You don't even need that natural log here, you just need a u substitution. If you were given this integral, I assume that you know what a u substitution is, but if you don't, tell me and I'll show you what's going on here.
\int \frac{36}{{2x+1)^3}}dx
36\int \frac{dx}{(2x+1)^3}
u=2x+1, du=2 dx \to dx=du/2
36\int \frac{du}{2u^3}
18\int u^{-3}du
18u^{-2}/-2+C
-9u^{-2}+C
-\frac{9}{(2x+1)^2}+C

 

[Mark44]

Homework Statement

evaluate the integral ∫(36/(2x+1)^3)dx

Homework Equations

dx^n/dx = nx^(n-1)

The Attempt at a Solution

∫(36/(2x+1)^3)dx = 6ln[(2x+1)^3]/((2x + 1)^2) ( I know this is wrong, but why??)

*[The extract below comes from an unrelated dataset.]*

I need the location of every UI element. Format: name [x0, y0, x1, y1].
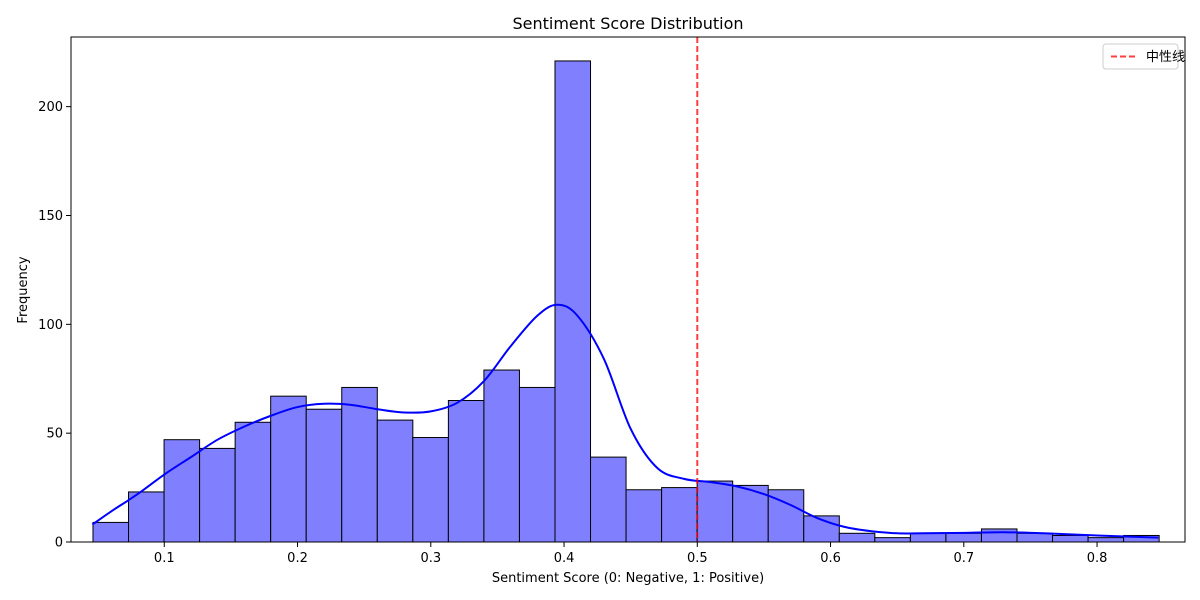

This is wrong because it is NOT true that
$$ \int \frac{1}{f(x)}dx = ln|f(x)| + C$$

The correct formula is
$$ \int \frac{1}{x}dx = ln|x| + C$$

Another way to write this is
$\int x^{-1}dx = ln|x| + C$

∫(36/(2x+1)^3)dx = -9/[(2x+1)^2)

I know the second one I did is right...but Why was the first one wrong??